The swift victory of Israel in the Six-Day War stirred up the whole world. It was then that Soviet Jews, who seemed to have lost their last hope, started an open struggle for the right to repatriation to Israel.
My compatriots, the Georgian Jews, were in the vanguard of this awakening. They organized protest actions, applied for exit visas, appealed to Soviet authorities, sent hundreds of letters and telegrams, but all their efforts were in vain.
In August 1969, exactly 50 years ago, a native of Kutaisi, Shabtai Elashvili gathered the most trusted friends and announced his decision to appeal to the UN Human Rights Committee, the Israeli Prime Minister, and the Israeli ambassador to the UN.
18 Georgian Jews signed a letter that could become their death sentence. All signed their names and addresses, prompting many observers to call their act one of great courage.
In particular, the letter said:
... The time of fear has passed – the hour of action has come. … We demand the UN Human Rights Commission to take immediate steps to obtain in the shortest possible time permission from the USSR government for us to leave. How is it possible at the end of the 20th century to forbid people to live where they want?
Shabtai Elashvili went to Moscow and secretly handed the letter over the Dutch ambassador, who at that time represented Israel's interests in the USSR. Thus, the first public demand by Soviet Jews for emigration to Israel crossed the Iron Curtain, reached the addressees and produced the effect of an exploding bomb.
The UN Human Rights Committee distributed the letter of 18 Georgian Jews as an official document, as a result of which the letter was translated into many languages and published in major newspapers in the world. People read this daring text in Jewish homes and during protests in support of the right of Soviet Jews to repatriate.
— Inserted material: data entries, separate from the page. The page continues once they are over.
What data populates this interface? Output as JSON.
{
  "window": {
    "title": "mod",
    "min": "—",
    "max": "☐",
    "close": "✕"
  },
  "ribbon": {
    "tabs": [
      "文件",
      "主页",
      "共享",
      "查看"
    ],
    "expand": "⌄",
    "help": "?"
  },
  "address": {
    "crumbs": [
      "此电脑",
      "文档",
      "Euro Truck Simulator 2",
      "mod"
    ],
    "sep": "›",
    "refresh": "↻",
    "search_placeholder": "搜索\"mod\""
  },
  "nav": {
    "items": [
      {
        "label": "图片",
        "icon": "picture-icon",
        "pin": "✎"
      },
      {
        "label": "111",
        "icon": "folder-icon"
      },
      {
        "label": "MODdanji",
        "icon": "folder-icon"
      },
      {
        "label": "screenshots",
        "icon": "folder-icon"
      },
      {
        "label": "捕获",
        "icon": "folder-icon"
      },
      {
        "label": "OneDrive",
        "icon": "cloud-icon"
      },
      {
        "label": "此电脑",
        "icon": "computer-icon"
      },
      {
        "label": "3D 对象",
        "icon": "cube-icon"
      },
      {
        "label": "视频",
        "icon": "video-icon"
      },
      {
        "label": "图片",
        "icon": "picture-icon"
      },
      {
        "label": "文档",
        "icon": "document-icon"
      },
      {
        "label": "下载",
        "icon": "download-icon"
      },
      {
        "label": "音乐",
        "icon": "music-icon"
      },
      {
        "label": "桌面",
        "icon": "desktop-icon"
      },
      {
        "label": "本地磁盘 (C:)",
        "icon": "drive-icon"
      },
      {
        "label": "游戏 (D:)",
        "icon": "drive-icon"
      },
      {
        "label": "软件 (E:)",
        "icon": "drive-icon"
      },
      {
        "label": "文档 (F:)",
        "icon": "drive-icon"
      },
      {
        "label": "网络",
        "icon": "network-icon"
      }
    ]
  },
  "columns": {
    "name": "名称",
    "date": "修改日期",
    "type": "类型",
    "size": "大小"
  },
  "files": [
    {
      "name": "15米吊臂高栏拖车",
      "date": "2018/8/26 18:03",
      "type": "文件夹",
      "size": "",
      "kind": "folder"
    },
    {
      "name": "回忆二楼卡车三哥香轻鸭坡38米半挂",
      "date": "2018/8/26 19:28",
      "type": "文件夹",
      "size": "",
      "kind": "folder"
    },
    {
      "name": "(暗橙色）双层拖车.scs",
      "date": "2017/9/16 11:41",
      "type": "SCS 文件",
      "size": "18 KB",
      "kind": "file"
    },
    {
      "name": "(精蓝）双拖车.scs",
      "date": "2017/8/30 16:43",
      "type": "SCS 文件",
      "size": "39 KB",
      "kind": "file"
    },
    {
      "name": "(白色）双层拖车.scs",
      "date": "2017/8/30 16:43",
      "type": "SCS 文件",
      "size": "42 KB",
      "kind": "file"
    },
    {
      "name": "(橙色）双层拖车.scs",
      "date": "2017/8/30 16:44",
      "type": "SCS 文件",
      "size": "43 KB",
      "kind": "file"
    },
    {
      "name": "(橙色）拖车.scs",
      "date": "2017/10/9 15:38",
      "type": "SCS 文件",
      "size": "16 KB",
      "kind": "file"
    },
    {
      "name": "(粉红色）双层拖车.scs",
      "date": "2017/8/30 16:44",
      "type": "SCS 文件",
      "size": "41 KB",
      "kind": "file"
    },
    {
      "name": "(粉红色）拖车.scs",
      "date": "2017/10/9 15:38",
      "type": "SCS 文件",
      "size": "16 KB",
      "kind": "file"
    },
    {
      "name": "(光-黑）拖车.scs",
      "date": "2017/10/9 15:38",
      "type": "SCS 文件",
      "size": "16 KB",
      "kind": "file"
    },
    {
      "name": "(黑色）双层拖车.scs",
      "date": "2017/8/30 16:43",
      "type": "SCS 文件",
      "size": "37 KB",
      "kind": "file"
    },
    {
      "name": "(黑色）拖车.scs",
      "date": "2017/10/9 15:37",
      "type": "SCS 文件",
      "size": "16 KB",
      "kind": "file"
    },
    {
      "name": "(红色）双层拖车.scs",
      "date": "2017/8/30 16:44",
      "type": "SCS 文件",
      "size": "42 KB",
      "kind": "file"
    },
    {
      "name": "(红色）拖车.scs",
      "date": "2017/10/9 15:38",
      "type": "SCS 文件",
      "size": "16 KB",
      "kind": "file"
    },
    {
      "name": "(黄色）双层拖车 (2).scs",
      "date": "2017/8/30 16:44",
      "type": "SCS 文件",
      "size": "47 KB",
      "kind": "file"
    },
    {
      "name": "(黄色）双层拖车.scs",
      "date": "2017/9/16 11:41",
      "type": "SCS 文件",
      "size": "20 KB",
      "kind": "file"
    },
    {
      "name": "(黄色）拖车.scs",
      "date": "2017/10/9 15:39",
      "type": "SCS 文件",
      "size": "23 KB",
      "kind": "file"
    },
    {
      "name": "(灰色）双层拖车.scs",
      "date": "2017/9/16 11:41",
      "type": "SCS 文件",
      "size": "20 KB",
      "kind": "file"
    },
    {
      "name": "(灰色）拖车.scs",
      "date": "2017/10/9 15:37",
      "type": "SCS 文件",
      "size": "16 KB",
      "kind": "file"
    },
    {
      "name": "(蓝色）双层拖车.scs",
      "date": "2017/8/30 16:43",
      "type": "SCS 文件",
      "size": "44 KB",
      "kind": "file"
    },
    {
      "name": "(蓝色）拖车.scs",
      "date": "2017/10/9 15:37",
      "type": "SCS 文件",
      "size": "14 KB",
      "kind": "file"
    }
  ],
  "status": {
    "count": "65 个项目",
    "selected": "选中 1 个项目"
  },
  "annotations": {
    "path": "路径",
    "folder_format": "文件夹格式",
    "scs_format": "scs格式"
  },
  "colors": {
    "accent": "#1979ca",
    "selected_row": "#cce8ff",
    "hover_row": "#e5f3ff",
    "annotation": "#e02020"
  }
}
Impressed by this impudent message, the Knesset and the Government of Israel, led by Golda Meir, decided to publicly support the right of Soviet Jews to aliyah. Until that moment, official Israeli authorities had refrained from open actions in the hope of restoring relations with the Soviet Union.
In 1971, eighteen Jewish families achieved their goal and set foot on the Holy Land. After all the ordeals he had faced, Shabtai Elashvili left this world the same year, just months apart.
The 18 Georgian Jews’ Letter caused an intensive campaign on the part of the government of Israel and the Jewish world to allow the emigration of Soviet Jews to Israel.
Do not forget and tell others about the courageous man Shabtay Elashvili and his true friends who shoulder to shoulder followed their leader towards the great goal of reuniting with their people.